Bairros negros de Memphis se revoltam contra contaminação de centros de dados de Musk

Um cheiro de ovos podres e de queimado impregna o ar do bairro negro de Boxtown, em Memphis. A dez quilômetros dali fica uma central térmica que alimenta um dos centros de dados da SpaceXAI, que proliferam no sul do Tennessee.

Construídos a toque de caixa para atender à demanda de processamento da informação que a inteligência artificial (IA) exige, estes centros de dados desencadearam um movimento nacional de oposição.

Jasmine Bernard, de 17 anos, originária de um bairro próximo a Boxtown, luta há quase dois anos contra estas turbinas de metano que envenenam uma população já afetada pela contaminação industrial.

Neste povoado, fundado por ex-escravizados, o risco de câncer é quatro vezes maior que a média nacional.

“Boxtown e South Memphis sempre foram vítimas de negligência ambiental (…) Está relacionada com a história do bairro, que há séculos abriga comunidades negras” do sudoeste dos Estados Unidos, explica.

KeShaun Pearson, de 36 anos, cofundador da organização Memphis Community Against Pollution, compartilha o mesmo diagnóstico. Ele considera que seu povoado está abandonado pelos poderes públicos.

Pearson afirma que Colossus I, o primeiro megacentro de dados de Elon Musk, é um “exemplo típico do que pode acontecer quando os representantes eleitos prometem investimentos econômicos (…) sem consultar as populações locais”.

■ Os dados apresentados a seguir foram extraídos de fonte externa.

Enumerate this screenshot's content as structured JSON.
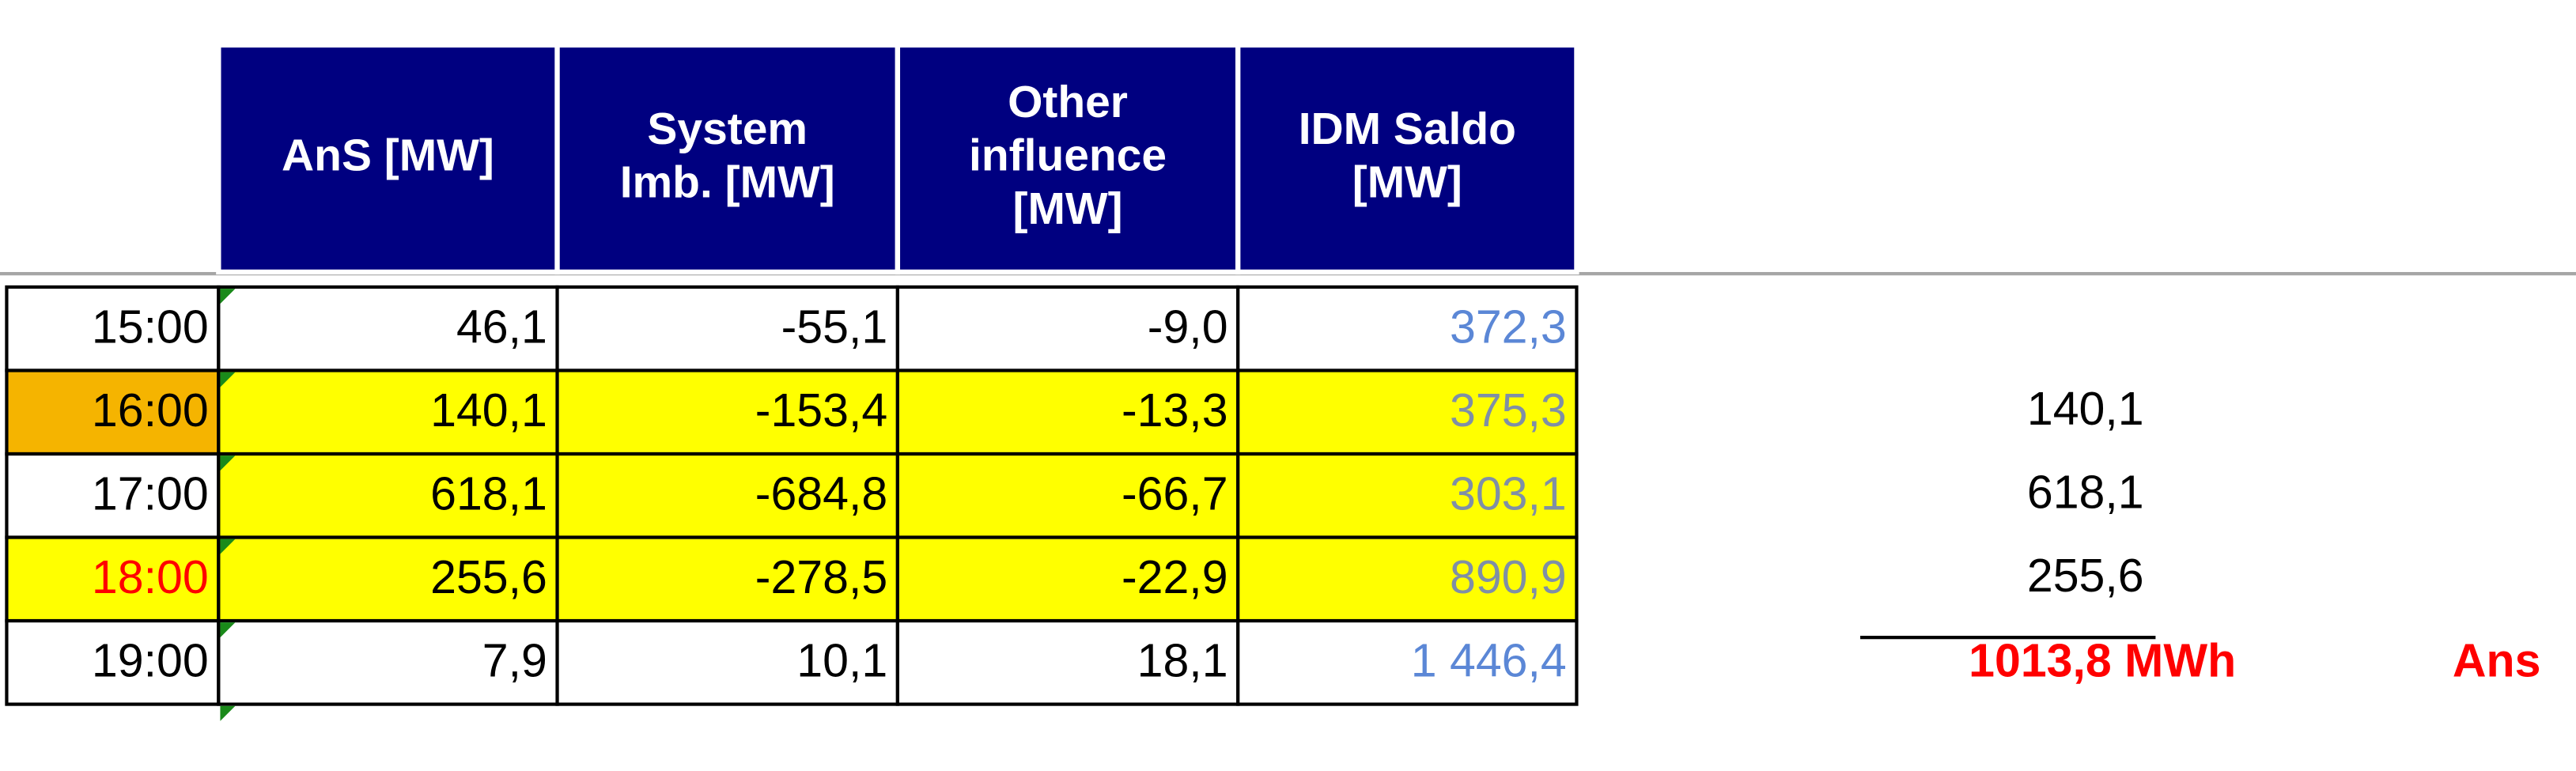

Atrás dele, um letreiro diz “propriedade privada”. Ao longe, vê-se uma dezena de turbinas e hangares repletos de processadores, cuja capacidade informática é arrendada integralmente pela Anthropic, concorrente de Elon Musk, por mais de US$ 1 bilhão (R$ 5 bilhões) por mês.

– Contaminação sonora –

O mau cheiro não é o único problema. A cada dia, o Colossus I bombeia 4,5 milhões de litros do aquífero que abastece Memphis e seus arredores com água potável para refrigerar seu megacomputador, alerta Sarah Houston, da organização Protect Our Aquifer.

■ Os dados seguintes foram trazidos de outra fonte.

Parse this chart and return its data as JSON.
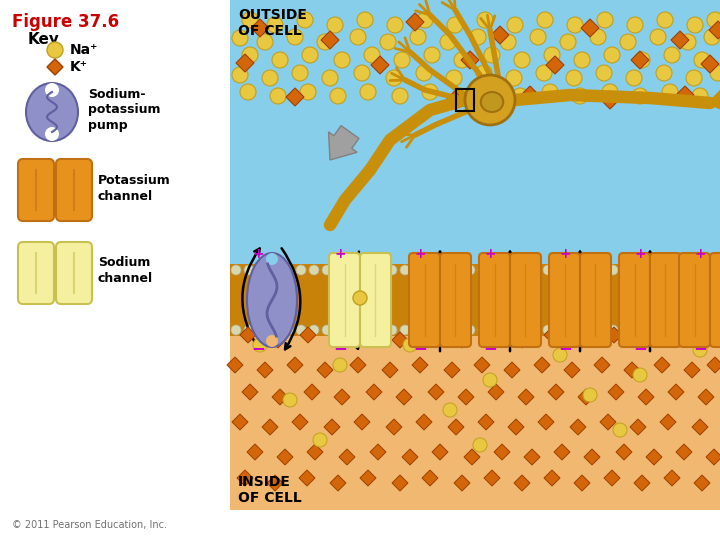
{
  "title": "Figure 37.6",
  "title_color": "#cc0000",
  "bg_color": "#ffffff",
  "key_title": "Key",
  "na_label": "Na⁺",
  "k_label": "K⁺",
  "na_color": "#e8c840",
  "na_edge": "#c0a020",
  "k_color": "#d4660a",
  "k_edge": "#a04000",
  "outside_bg": "#87ceeb",
  "inside_bg": "#f0b870",
  "membrane_color": "#c8820a",
  "bead_color": "#c8c8a0",
  "pump_fill": "#9090c8",
  "pump_edge": "#6060a0",
  "channel_orange": "#e8921e",
  "channel_orange_edge": "#c07010",
  "channel_yellow": "#f5f0a0",
  "channel_yellow_edge": "#c8c050",
  "plus_color": "#cc00cc",
  "minus_color": "#cc00cc",
  "outside_label": "OUTSIDE\nOF CELL",
  "inside_label": "INSIDE\nOF CELL",
  "sodium_pump_label": "Sodium-\npotassium\npump",
  "potassium_channel_label": "Potassium\nchannel",
  "sodium_channel_label": "Sodium\nchannel",
  "copyright": "© 2011 Pearson Education, Inc.",
  "neuron_color": "#d4a020",
  "neuron_edge": "#a07010",
  "axon_color": "#c8900a",
  "arrow_gray": "#a0a0a0",
  "arrow_gray_edge": "#808080"
}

A SpaceXAI tinha prometido a construção de uma usina de reciclagem de águas residuais, mas o projeto foi suspenso.

O Colossus I teria gerado 12 milhões de dólares (R$ 61 milhões) de receita em impostos em 2026.

Outro problema está relacionado com a contaminação sonora.

Em Southeaven, Mississípi, giram sem parar 69 turbinas que alimentam Colossus II, um centro de dados a menos de dois quilômetros, mas ao lado do estado do Tennessee. Estas propulsionam o Grok, o chatbot de IA do X.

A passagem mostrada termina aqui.